Edit: That was quite the long response. I wasn't expecting that.
Best Answer
$ \newcommand\grade[1]{\langle#1\rangle} \newcommand\lcontr{{\rfloor}} \newcommand\rcontr{{\lfloor}} $
I will answer the first question in two ways: the way they did it, and the better way. By then we will have the answer to the second question.
How they did it
$A$ and $B$ are bivectors, and $x$ is a vector. We get $$ A\cdot(x\wedge(x\cdot B)) = \grade{A(x\wedge(x\cdot B))} = \grade{A\,x{\wedge}(x\cdot B)} $$ since we know the result is a scalar, and then we drop the first set of parentheses since we give the geometric product less precedence.
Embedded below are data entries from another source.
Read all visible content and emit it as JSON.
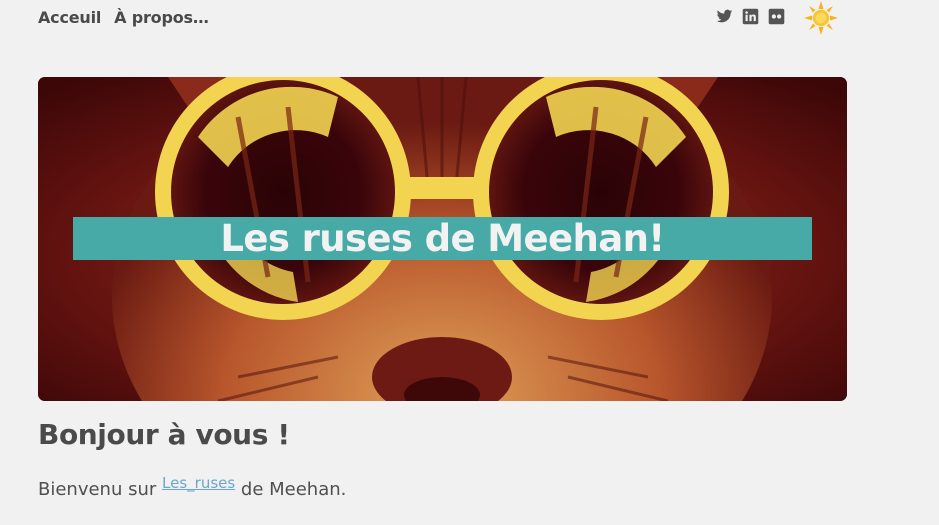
{
  "nav": {
    "items": [
      "Acceuil",
      "À propos…"
    ]
  },
  "social": {
    "icons": [
      "twitter-icon",
      "linkedin-icon",
      "flickr-icon"
    ],
    "icon_color": "#555555"
  },
  "theme_toggle": {
    "icon": "sun-icon",
    "color": "#f6b81f"
  },
  "hero": {
    "title": "Les ruses de Meehan!",
    "title_bar_color": "#47aaa7",
    "image_subject": "cat wearing round yellow sunglasses"
  },
  "post": {
    "title": "Bonjour à vous !",
    "text_before": "Bienvenu sur ",
    "link_text": "Les_ruses",
    "text_after": " de Meehan."
  }
}
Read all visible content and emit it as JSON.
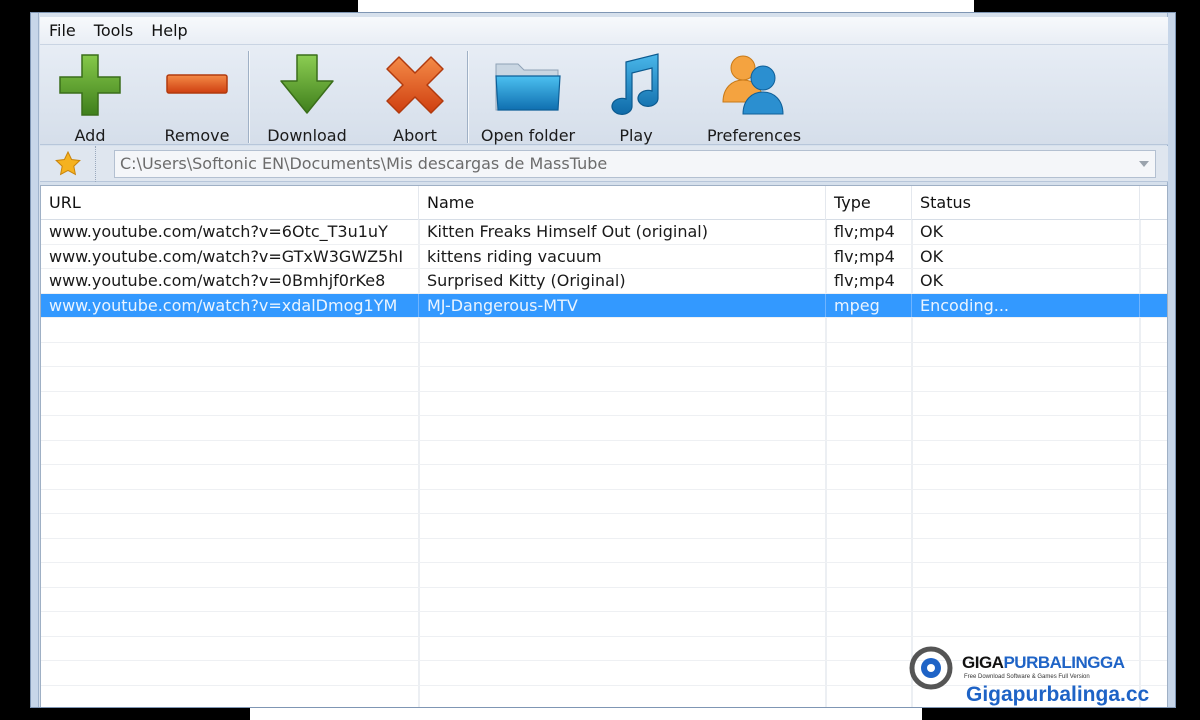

Now, the geometric product $x(x\cdot B)$ has a grade 0 part $x\cdot(x\cdot B)$ and a grade 2 part $x\wedge(x\cdot B)$. But $\grade{A(\text{not grade 2})} = 0$ because $A$ is grade 2 (the product of a $k$-vector and an $l$-vector gives a least possible grade of $|k-l|$). So in this case it's perfectly safe to replace $x\wedge(x\cdot B)$ with $x(x\cdot B)$: $$ \grade{A\,x{\wedge}(x\cdot B)} = \grade{Ax(x\cdot B)} = \grade{(Ax)(x\cdot B)}. $$ The last equality is by associativity of the geometric product (which is key in a lot of manipulations like this). The term $x\cdot B$ is grade 1, so $\grade{(\text{not grade 1})(x\cdot B)} = 0$, meaning we only get the grade 1 part of $Ax$ which is $A\cdot x$. Hence $$ \grade{(Ax)(x\cdot B)} = \grade{(A\cdot x)(x\cdot B)}. $$ I don't know why they decided to write $\grade{(A\cdot x)xB}$ instead, since what I would next is $$ \grade{(A\cdot x)(x\cdot B)} = (A\cdot x)\cdot(x\cdot B) = -(x\cdot A)\cdot(x\cdot B). $$ The first equality comes from the fact that $A\cdot x$ and $x\cdot B$ are vectors. Now we see that this expression is symmetric in $A$ and $B$ (since the dot of two vectors is), so we can simply swap them in the original expression: $$ A\cdot(x\wedge(x\cdot B)) = B\cdot (x\wedge(x\cdot A)). $$
The better way
Read The Inner Products of Geometric Algebra (2002) by Leo Dorst. The left and right contractions $\lcontr$ and $\rcontr$ are variants of Doran an Lasenby's dot product which are better theoretically and practically. They could be defined as $$ A_r\lcontr B_s = \begin{cases} \grade{A_rB_s}_{s-r} &\text{if } s \geq r, \\ 0 &\text{otherwise}, \end{cases} $$$$ A_r\rcontr B_s = \begin{cases} \grade{A_rB_s}_{r-s} &\text{if } r \geq s, \\ 0 &\text{otherwise}, \end{cases} $$ where here subscripts indicate grade. The important identities for our purposes are $$ (A\wedge B)\lcontr C = A\lcontr(B\lcontr C),\quad A\rcontr(B\wedge C) = (A\rcontr B)\rcontr C, $$ which hold for all multivectors $A, B, C$. We translate the dots into contractions and then everything is simple. The dot with $B$ could be $\lcontr$ or $\rcontr$, but we judiciously choose $\rcontr$. $$ A\cdot(x\wedge(x\cdot B)) = A\rcontr(x\wedge(x\lcontr B)) = (A\rcontr x)\rcontr(x\lcontr B) = (A\rcontr x)\cdot(x\lcontr B). $$ In the last step I switch $\rcontr$ to $\cdot$ since the arguments have the same grade and I like to emphasize the symmetry. Same as before we get $$ (A\rcontr x)\cdot(x\lcontr B) = -(x\lcontr A)\cdot(x\lcontr B), $$ which shows that $A$ and $B$ are symmetric in this expression, hence $$ A\rcontr(x\wedge(x\lcontr B)) = B\rcontr(x\wedge(x\lcontr A)). $$
Question 2
The expression $$ (Ia)\cdot(x\wedge(x\cdot(Ia))) $$ is the same one as before with $A = B = Ia$, and I've shown in two ways that $$ (Ia)\cdot(x\wedge(x\cdot(Ia))) = -(x\cdot(Ia))\cdot(x\cdot(Ia)) $$ But then we see $$ -(x\cdot(Ia))\cdot(x\cdot(Ia)) = -(x\cdot(Ia))^2, $$ and there's a minus sign in front the integral which cancels with this one.